Resources related to our paper "CLIN-X: pre-trained language models and a study on cross-task transfer for concept extraction in the clinical domain"

Related tags

Deep Learningclin_x
Overview

CLIN-X

(CLIN-X-ES) & (CLIN-X-EN)

This repository holds the companion code for the system reported in the paper:

"CLIN-X: pre-trained language models and a study on cross-task transfer for concept extraction in the clinical domain" by Lukas Lange, Heike Adel, Jannik Strötgen and Dietrich Klakow.

The paper wcan be found here. The code allows the users to reproduce and extend the results reported in the paper. Please cite the above paper when reporting, reproducing or extending the results.

@inproceedings{lange-etal-2021-clin-x,
      author    = {Lukas Lange and
                   Heike Adel and
                   Jannik Str{\"{o}}tgen and
                   Dietrich Klakow},
      title     = {"CLIN-X: pre-trained language models and a study on cross-task transfer for concept extraction in the clinical domain},
      year={2021},
      url={https://arxiv.org/abs/2112.08754}
}

In case of questions, please contact the authors as listed on the paper.

Purpose of the project

This software is a research prototype, solely developed for and published as part of the publication cited above. It will neither be maintained nor monitored in any way.

The CLIN-X language models

As part of this work, two XLM-R were adapted to the clinical domain The models can be found here:

  • CLIN-X ES: Spanish clinical XLM-R (link)
  • CLIN-X EN: English clinical XLM-R (link)

The CLIN-X models are open-sourced under the CC-BY 4.0 license. See the LICENSE_models file for details.

Prepare the conda environment

The code requires some python libraries to work:

conda create -n clin-x python==3.8.5
pip install flair==0.8 transformers==4.6.1 torch==1.8.1 scikit-learn==0.23.1 scipy==1.6.3 numpy==1.20.3 nltk tqdm seaborn matplotlib

Masked-Language-Modeling training

The models were trained using the huggingface MLM script that can be found here. The script was called as follows:

python -m torch.distributed.launch --nproc_per_node 8 run_mlm.py  \
--model_name_or_path xlm-roberta-large  \
--train_file data/spanisch_clinical_train.txt  \
--validation_file data/spanisch_clinical_valid.txt  \
--do_train   --do_eval  \
--output_dir models/xlm-roberta-large-spanisch-clinical-domain/  \
--fp16  \
--per_device_train_batch_size 4 --per_device_eval_batch_size 4  \
--save_strategy steps --save_steps 10000

Using the CLIN-X model with our propose model architecture (as reported in Table 7)

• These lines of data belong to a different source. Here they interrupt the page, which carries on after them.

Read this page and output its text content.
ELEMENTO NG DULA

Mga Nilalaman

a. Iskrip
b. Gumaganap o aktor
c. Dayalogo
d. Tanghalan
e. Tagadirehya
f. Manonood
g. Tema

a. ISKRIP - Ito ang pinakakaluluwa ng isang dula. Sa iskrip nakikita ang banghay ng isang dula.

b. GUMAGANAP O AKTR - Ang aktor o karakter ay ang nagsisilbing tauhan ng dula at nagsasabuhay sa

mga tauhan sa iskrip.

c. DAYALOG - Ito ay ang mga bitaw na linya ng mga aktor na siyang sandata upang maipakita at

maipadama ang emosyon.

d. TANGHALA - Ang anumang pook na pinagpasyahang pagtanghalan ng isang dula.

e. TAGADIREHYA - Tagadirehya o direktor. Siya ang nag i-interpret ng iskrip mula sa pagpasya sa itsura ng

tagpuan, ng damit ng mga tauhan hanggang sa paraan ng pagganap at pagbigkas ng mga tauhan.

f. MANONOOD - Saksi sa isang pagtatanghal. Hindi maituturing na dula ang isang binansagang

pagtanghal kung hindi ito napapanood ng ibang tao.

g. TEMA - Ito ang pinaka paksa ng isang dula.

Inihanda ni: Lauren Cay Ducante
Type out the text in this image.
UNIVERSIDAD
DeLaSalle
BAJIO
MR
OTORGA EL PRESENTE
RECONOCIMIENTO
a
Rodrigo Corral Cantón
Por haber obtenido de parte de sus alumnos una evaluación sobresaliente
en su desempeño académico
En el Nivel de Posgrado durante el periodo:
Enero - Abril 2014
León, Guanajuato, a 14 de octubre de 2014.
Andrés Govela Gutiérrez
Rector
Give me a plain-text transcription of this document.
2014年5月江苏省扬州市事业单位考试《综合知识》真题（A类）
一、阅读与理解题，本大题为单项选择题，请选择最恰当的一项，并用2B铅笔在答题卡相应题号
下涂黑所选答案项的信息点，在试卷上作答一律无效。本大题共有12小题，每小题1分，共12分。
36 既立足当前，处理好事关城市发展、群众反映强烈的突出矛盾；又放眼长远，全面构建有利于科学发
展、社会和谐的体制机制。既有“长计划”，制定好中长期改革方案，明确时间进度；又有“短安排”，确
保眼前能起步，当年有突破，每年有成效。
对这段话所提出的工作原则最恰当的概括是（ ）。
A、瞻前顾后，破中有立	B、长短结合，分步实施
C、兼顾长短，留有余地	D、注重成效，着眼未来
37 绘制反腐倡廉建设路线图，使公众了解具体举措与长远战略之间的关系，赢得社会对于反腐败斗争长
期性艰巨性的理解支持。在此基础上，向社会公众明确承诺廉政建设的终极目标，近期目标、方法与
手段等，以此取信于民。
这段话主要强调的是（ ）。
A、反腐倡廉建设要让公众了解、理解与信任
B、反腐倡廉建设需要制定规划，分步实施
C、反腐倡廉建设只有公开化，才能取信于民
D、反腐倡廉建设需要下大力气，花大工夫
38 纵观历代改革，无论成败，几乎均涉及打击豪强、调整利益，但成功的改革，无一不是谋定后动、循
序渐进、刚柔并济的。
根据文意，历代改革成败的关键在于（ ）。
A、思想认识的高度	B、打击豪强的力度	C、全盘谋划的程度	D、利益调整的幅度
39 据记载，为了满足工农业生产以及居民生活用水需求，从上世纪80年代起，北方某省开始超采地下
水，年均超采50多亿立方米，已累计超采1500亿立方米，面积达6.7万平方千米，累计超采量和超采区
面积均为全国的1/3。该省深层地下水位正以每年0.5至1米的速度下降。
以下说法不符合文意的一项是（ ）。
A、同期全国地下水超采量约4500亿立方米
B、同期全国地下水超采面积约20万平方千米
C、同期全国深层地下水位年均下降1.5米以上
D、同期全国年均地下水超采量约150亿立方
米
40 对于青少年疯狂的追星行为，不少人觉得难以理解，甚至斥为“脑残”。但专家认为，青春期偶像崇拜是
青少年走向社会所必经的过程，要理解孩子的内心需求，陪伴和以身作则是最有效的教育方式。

The following will describe our different scripts to reproduce the results. See each of the script files for detailed information on the input arguments.

Tokenize and split the data

python tokenize_files.py --input_path path/to/input/files/ --output_path /path/to/bio_files/
python create_data_splits.py --train_files /path/to/bio_files/ --method random --output_dir /path/to/split_files/

Train the model (using random data splits)

The following command trains on model on four splits (1,2,3,4) and uses the remaining split (5) for validation. For different split combinations adjust the list of --training_files and the --dev_file arguments accordingly.

python train_our_model_architecture.py   \
--data_path /path/to/split_files/  \
--train_files random_split_1.txt,random_split_2.txt,random_split_3.txt,random_split_4.txt  \
--dev_file random_split_5.txt  \
--model xlm-roberta-large-spanish-clinical  \
--name model_name --storage_path models

Get ensemble predictions

For all models, get the predictions on the test set as following:

python get_test_predictions.py --name models/model_name --conll_path /path/to/bio_files/ --out_path predictions/model_name/

Then, combine different models into one ensemble. Arguments: Output path + List of model predictions

python create_ensemble_data.py predictions/ensemble1 predictions/model_name/ predictions/model_name_2/ ...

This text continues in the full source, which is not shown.